Gin Blossoms/Major Lodge Victory
★★★★★
映画『エンパイア・レコード』の主題歌「Till I Hear It From You」で映画ファンも音楽ファンも泣かせたジン・ブロッサムズの再結成アルバム。
彼等の前作『Congratulations...I'm Sorry』は、95年から96年にかけて同時多発的に発表されたギター・ロックの傑作の一つなので、ティーンエイジ・ファンクラブの『Grand Prix』やファウンテインズ・オブ・ウェインの『Fountains Of Wayne』などと並んで記憶しているギター・ポップ・ファンも多いはずだ。
あれから10年が経過し、ティーンエイジ・ファンクラブもファウンテインズ・オブ・ウェインも駄目になってしまった今、当時の一連のバンドで現在も変わらずに良心的なギター・ロックを奏でられるのは、もはやジン・ブロッサムズ以外にいないとここに断言する! いや、マジでそれだけの事を言いたくなってしまうほどの傑作なのよ。
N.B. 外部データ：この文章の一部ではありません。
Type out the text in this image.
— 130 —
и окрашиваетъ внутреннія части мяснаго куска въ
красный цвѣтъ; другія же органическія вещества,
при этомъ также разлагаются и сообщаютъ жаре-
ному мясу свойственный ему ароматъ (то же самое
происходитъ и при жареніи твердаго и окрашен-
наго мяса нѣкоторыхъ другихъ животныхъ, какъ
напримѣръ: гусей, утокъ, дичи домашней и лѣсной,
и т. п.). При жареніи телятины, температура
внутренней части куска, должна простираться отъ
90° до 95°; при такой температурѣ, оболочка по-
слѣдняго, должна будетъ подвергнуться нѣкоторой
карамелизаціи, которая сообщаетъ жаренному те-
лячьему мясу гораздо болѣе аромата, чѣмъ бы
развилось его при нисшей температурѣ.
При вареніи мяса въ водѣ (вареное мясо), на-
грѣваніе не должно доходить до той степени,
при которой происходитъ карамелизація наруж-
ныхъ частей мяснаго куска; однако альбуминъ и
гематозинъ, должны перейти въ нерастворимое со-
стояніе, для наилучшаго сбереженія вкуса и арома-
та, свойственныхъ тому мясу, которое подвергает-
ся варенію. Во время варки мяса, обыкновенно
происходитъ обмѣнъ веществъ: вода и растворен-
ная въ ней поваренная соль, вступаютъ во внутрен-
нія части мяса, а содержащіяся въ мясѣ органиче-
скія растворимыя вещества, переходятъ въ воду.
もうこれぐらいの年齢になると、冒頭曲を聴いただけでそのアルバムの出来がある程度は分かるようになってくるもんだけど、このアルバムは最初の5秒で傑作と分かったもん。
『Congratulations...I'm Sorry』も手掛けた盟友ジョン・ハンプトンをプロデューサーに迎え、全盛期に匹敵する、いや、全盛期を凌駕する瑞々しいサウンドを披露。解散〜再結成を経ただけあって、音のひとつひとつがルーティン・ワークにならずにいちいち必然性に満ちているし、楽曲の練り込まれ方もさすが20年選手というもの。とりあえず「Till I Hear It From You」を超える名曲「Curious Thing」に震えろ! 全12曲49分。
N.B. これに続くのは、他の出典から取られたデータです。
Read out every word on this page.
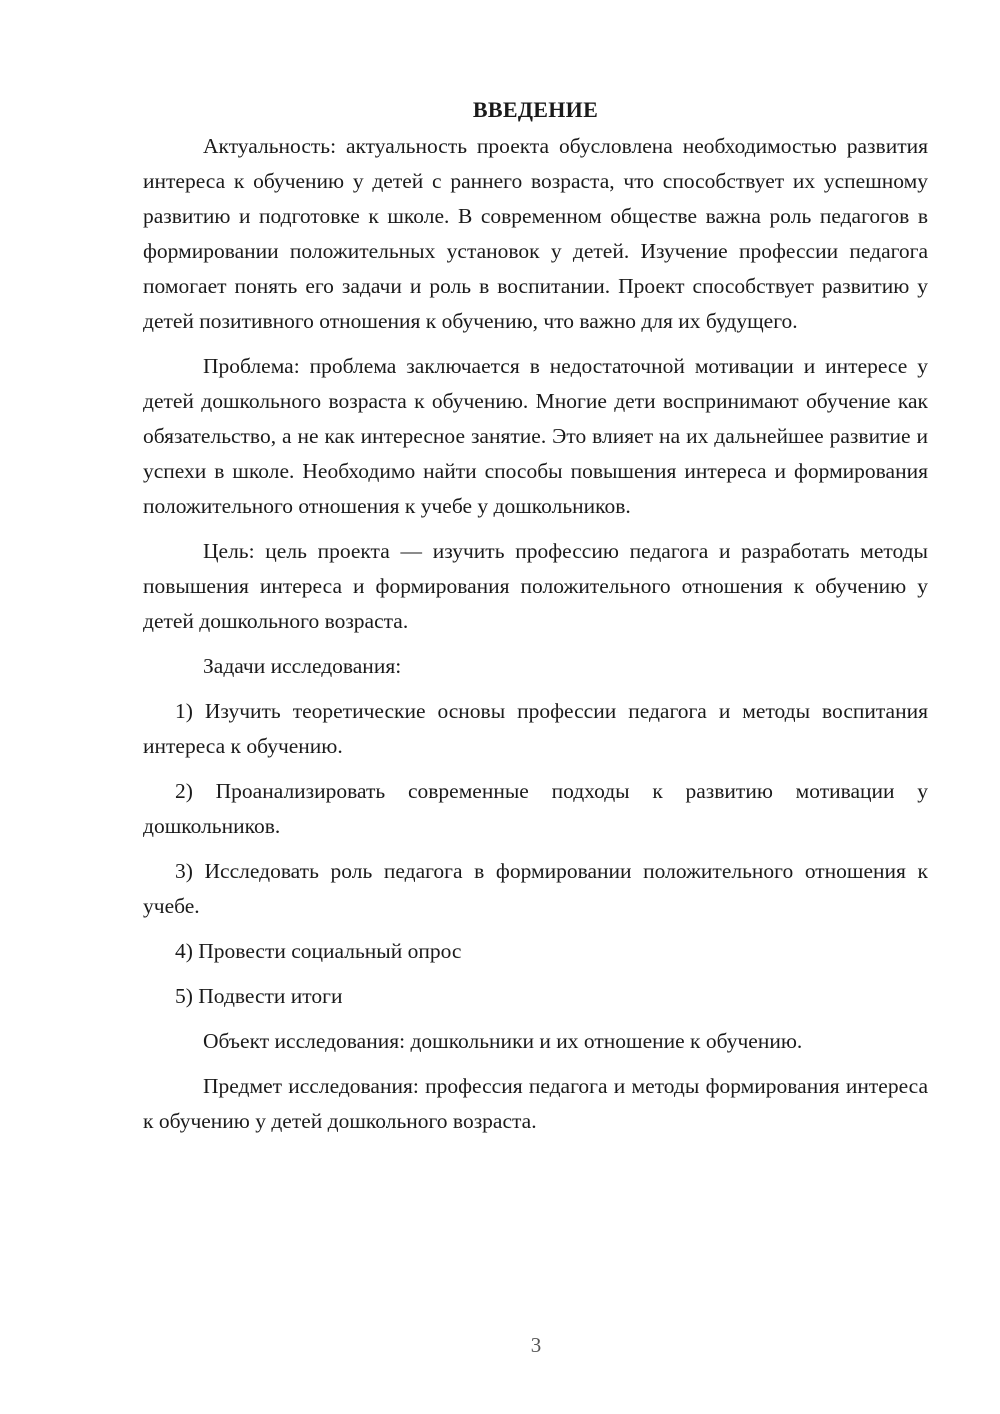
ВВЕДЕНИЕ

Актуальность: актуальность проекта обусловлена необходимостью развития интереса к обучению у детей с раннего возраста, что способствует их успешному развитию и подготовке к школе. В современном обществе важна роль педагогов в формировании положительных установок у детей. Изучение профессии педагога помогает понять его задачи и роль в воспитании. Проект способствует развитию у детей позитивного отношения к обучению, что важно для их будущего.

Проблема: проблема заключается в недостаточной мотивации и интересе у детей дошкольного возраста к обучению. Многие дети воспринимают обучение как обязательство, а не как интересное занятие. Это влияет на их дальнейшее развитие и успехи в школе. Необходимо найти способы повышения интереса и формирования положительного отношения к учебе у дошкольников.

Цель: цель проекта — изучить профессию педагога и разработать методы повышения интереса и формирования положительного отношения к обучению у детей дошкольного возраста.

Задачи исследования:

1) Изучить теоретические основы профессии педагога и методы воспитания интереса к обучению.

2) Проанализировать современные подходы к развитию мотивации у дошкольников.

3) Исследовать роль педагога в формировании положительного отношения к учебе.

4) Провести социальный опрос

5) Подвести итоги

Объект исследования: дошкольники и их отношение к обучению.

Предмет исследования: профессия педагога и методы формирования интереса к обучению у детей дошкольного возраста.

3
追記。このアルバムを聴きながらメンバーのロビン・ウィルソンの最新インタビュー(日本語)を読んでいたところ、マフスの『Happy Birthday To Me』が大のお気に入りとのこと(「Gbsと音楽について」のQ8を参照)。しかもカースティ・マッコールの「They Don't Know」をお気に入り曲に挙げているという。なんて分かっている人なんだ! ますますジン・ブロッサムズのことが好きになってしまったよ。